You may or may not be using the basic segmentation strategy of RFM (recency, frequency, monetary)—that is, dividing your mailing list into a few buckets based on recency in ordering or visitation to the site, the number of times they've ordered or visited the site, and the lifetime spend.
My issue with RFM models is that I would instead like to see each threshold between activity, and tweak it on an ongoing basis. That's the joy of email marketing, it's all so available and adjustable, and in real time.
The common issue I see is that it's difficult to report against the nice divisible cells we've made; so, before we continue, first make sure that your ESP can report back to you performance by cell.
Ideally, your ISP (or you, if you are in-house) can do response filtering: e.g., "Did not click on offer last week, was in Cell X." (Responsys has separate filters from segments, and YesMail has cell reporting if you ask for it.)
Analysis
Make sure you do some analysis on your customer base before breaking down the groups. Creating a group of revenue buckets divisible by 10 makes nice round numbers, but do they really relate to your customer's spending behavior?
What is the goal? Is it more product variety, more new customers, higher spend, more average spend, more lifetime spend...?
Let the data tell you (instead of you telling the data) where those boundaries and thresholds are, between each stage.
Examples
Let's say that company A is an RSS feeder.
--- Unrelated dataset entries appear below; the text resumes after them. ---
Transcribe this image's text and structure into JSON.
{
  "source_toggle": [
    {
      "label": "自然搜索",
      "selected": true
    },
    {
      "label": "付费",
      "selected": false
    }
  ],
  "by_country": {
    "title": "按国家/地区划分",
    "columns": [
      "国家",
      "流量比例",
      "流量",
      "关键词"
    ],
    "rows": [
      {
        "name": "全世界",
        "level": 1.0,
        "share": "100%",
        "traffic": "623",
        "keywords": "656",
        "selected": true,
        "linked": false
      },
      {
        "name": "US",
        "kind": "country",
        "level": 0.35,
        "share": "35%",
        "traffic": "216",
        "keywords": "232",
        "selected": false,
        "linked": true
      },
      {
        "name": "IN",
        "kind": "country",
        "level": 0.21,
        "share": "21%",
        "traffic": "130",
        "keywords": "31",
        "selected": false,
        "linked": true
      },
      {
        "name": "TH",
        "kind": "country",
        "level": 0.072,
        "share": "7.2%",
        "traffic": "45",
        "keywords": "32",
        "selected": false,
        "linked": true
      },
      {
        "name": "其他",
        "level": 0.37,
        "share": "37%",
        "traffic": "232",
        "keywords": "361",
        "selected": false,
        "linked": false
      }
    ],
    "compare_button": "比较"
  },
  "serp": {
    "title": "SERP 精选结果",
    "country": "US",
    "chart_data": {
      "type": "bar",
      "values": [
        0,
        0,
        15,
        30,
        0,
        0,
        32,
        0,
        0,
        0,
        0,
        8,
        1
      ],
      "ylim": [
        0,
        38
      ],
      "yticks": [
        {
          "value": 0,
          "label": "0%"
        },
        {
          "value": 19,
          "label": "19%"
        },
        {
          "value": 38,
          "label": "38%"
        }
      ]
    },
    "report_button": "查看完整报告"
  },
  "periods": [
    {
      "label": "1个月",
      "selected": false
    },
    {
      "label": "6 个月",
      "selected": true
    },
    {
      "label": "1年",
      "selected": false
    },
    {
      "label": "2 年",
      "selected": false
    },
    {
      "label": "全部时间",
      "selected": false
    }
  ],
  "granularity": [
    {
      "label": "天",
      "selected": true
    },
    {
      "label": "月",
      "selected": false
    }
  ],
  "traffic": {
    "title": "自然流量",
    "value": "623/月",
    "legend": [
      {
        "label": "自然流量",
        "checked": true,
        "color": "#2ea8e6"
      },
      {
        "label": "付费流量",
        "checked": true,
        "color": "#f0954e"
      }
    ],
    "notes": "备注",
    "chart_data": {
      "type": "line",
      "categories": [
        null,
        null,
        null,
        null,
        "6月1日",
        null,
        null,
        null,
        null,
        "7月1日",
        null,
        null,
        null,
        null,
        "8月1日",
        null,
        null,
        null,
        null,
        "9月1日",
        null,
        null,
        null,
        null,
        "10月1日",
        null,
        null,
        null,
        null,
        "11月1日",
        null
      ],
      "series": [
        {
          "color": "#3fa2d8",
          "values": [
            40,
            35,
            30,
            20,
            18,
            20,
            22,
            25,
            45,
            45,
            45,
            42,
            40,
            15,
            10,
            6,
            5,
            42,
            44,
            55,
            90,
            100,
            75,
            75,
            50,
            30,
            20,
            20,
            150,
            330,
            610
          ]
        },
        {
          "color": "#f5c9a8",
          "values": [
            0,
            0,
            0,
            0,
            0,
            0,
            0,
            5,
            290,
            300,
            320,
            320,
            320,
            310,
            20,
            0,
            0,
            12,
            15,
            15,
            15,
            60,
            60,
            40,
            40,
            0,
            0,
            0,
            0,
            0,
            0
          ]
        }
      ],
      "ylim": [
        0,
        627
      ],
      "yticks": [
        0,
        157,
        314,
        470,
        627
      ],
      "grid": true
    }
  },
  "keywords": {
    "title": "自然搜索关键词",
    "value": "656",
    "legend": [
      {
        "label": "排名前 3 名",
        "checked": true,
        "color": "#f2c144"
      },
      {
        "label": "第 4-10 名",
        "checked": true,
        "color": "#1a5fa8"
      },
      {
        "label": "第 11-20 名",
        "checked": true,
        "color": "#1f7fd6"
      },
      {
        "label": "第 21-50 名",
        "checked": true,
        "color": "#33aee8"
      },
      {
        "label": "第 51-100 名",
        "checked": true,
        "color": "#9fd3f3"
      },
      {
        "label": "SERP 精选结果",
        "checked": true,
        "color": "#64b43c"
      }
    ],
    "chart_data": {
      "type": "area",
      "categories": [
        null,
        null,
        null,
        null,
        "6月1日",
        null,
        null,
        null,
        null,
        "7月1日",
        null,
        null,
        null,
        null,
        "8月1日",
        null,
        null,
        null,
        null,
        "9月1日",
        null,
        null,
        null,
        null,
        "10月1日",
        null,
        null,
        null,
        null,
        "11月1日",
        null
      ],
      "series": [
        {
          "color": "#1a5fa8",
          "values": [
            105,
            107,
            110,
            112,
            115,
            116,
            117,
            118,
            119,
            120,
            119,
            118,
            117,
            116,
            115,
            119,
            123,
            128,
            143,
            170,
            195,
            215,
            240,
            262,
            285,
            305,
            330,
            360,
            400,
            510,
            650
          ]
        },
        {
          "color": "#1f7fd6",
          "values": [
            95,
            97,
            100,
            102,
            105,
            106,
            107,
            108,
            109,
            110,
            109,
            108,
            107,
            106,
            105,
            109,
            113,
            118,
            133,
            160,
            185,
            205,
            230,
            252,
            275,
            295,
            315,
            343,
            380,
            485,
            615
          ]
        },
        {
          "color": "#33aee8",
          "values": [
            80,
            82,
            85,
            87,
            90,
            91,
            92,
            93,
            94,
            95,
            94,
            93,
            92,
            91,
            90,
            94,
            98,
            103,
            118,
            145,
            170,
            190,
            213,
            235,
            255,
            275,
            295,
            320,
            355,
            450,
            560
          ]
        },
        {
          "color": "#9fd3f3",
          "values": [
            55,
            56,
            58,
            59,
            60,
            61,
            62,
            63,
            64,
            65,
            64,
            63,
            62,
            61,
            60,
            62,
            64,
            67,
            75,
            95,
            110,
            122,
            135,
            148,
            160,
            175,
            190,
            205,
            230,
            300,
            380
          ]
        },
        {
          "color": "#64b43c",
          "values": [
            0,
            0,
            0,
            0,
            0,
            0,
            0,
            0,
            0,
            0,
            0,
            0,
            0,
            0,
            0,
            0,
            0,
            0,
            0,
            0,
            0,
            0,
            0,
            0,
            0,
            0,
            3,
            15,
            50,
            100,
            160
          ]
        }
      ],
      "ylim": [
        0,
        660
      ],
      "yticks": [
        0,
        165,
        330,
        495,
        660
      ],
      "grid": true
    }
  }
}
It notices that if customers set up three feeds they tend to stay with the customer far longer than those who set up two. The segmentation strategy would therefore separate along that line: those who set up two, and those that set up three.
Or, in online sales, if you're trying to push a certain high-ticket item, how many low-ticket items do customers buy before going for the pricier ones? That threshold amount is a key boundary for segmentation.
The following matrix outlines a beginning strategy used by a company with online retail sales and some online services. It built a kind of hybrid RFM model with online Web site visitation, since it noticed that its online services were part of the goals. I've stopped after Cell 9 for brevity, but you get the idea.
Reporting on Segmentation
The basic report shows segmentation according to response metrics (open rate, clickthrough) and revenue.
Segmentation is so key, not just because it finds valuable candidates to message but also because you find out so much about your population after the messaging.
For example, the cell "Immediate, high spend, infrequent customers" has dramatic results: highest opens, but lowest clickthroughs. Could infrequent, but high spenders suffer from image suppression, or are they experiencing some letdown from the subject line?
I would spin off a separate small campaign and test creative and offer variances to lift that segment.
Transparency
Sometimes it serves to reveal the targeting to consumers: An email from Snapfish recently notified me that it knew I "hadn't uploaded since joining." Key metric for them is upload or not, and the recency, or existence, of that behavior.
New Techniques
One interesting method is to segment not at the threshold but slightly before.
Targeting folks at $10 before they make a peak threshold can figuratively push them over the conversion peak: If you know that $50 is a breakpoint in loyalty and spend for your customers, target $40 lifetime spenders, and see whether their metrics justify the breakpoint, then integrate into a segmentation strategy.